RACINE, Wis. — Frank Lloyd Wright fans will get their first look at one of his most unusual buildings, an industrial tower with a tree-like design, when a home products company opens its former research and development center to the public this spring.
The 15-story tower at SC Johnson’s headquarters in southeastern Wisconsin is regarded as one of the country’s most important examples of cantilevered architecture. The first floor looks like a tree trunk, with second and higher floors springing off the core like branches.
The design may have helped inspire SC Johnson scientists. Within eight years of its 1950 opening, they developed four of the company’s most successful products — Raid bug killer, Glade air freshener, Off insect repellant and Pledge furniture polish. “They really felt like they were in a creative environment,” said Gregory Anderegg, the company’s global community affairs director.

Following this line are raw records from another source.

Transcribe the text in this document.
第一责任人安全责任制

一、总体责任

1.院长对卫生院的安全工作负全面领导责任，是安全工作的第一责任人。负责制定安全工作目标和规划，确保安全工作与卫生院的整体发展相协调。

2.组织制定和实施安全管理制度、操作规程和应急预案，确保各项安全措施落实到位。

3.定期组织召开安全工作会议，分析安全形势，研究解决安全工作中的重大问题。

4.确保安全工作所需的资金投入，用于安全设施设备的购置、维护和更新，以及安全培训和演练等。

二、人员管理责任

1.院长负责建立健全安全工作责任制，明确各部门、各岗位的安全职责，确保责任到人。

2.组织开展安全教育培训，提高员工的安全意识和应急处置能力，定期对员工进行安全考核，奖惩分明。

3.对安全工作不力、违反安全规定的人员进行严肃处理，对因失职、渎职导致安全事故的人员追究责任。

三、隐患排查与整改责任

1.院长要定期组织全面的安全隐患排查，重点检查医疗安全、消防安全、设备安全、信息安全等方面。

Wright described the 16-million-pound structure as having a “taproot” design, with a circular core supporting its entire weight.
The building is divided into seven levels, each with a square main floor and a round mezzanine above it. Scientists could shout to each other through the open space and send tools or supplies up or down with a dumbwaiter. The outer walls are made up of glass tubes that let in natural light while blocking out the industrial landscape that surrounded the building when it opened.
Sean Malone, CEO and president of the Frank Lloyd Wright Foundation, described the tower as an “iconic building” and one of the 20th century’s great works of architecture.
Scientists were still working in the tower when Anderegg started with SC Johnson in 1979. They moved out three years later when the company opened a new research and development center nearby. The facility then sat mostly empty until this year when SC Johnson finished a five-year, $30 million renovation of the research tower and adjacent administration center, also designed by Wright. Both buildings will be included on free tours beginning May 2.
H.F. Johnson Jr., the third generation of his family to lead the company, hired Wright to build the administration center in the 1930s. The architect’s career was in a lull following a scandalous love affair in which he left his wife for a family friend. The SC Johnson project and Fallingwater, the groundbreaking home built for a prominent Pittsburgh family about the same time, brought him back into the limelight, where he remained until his death, Malone said.
The administration center that opened in 1939 introduced open-floor-plan offices, with employees seated in a single great room. Pillars that are 21 feet tall support the roof. That allowed Wright to use glass tubing for exterior walls and bathe the room in natural light. He carried the idea over to the research tower and installed 60 miles of glass tubes between the two buildings.
The architect described the great room as a “corporate cathedral” and designed the research center as its bell tower, Anderegg said.
As in his other buildings, Wright also designed the furnishings, including three-legged chairs that had be to converted to four legs to stop workers from toppling over when they reached for something on their desks.
SC Johnson rescued equipment and supplies from storage to arrange the research tower as it was in its heyday. Visitors to the complex also can take in a new art exhibit focused on Frank Lloyd Wright’s homes in Spring Green, Wis., and Scottsdale, Ariz. The exhibit done in partnership with the Milwaukee Art Museum and Frank Lloyd Wright Foundation includes nearly a half-hour of the architect’s home movies.
The SC Johnson buildings help to create a Wright corridor that stretches from the Chicago area to southwestern Wisconsin, Malone said. Travelers can see Wright’s home and studio as well as the celebrated Unity Temple in Oak Park, Ill.; visit SC Johnson headquarters and Wingspread, the residence Wright designed for the Johnson family, in Racine, Wis.; and then head west to Taliesin in Spring Green, where the architect moved after leaving Chicago. Additional Wright buildings can be found along the way in Milwaukee and the Wisconsin capital of Madison.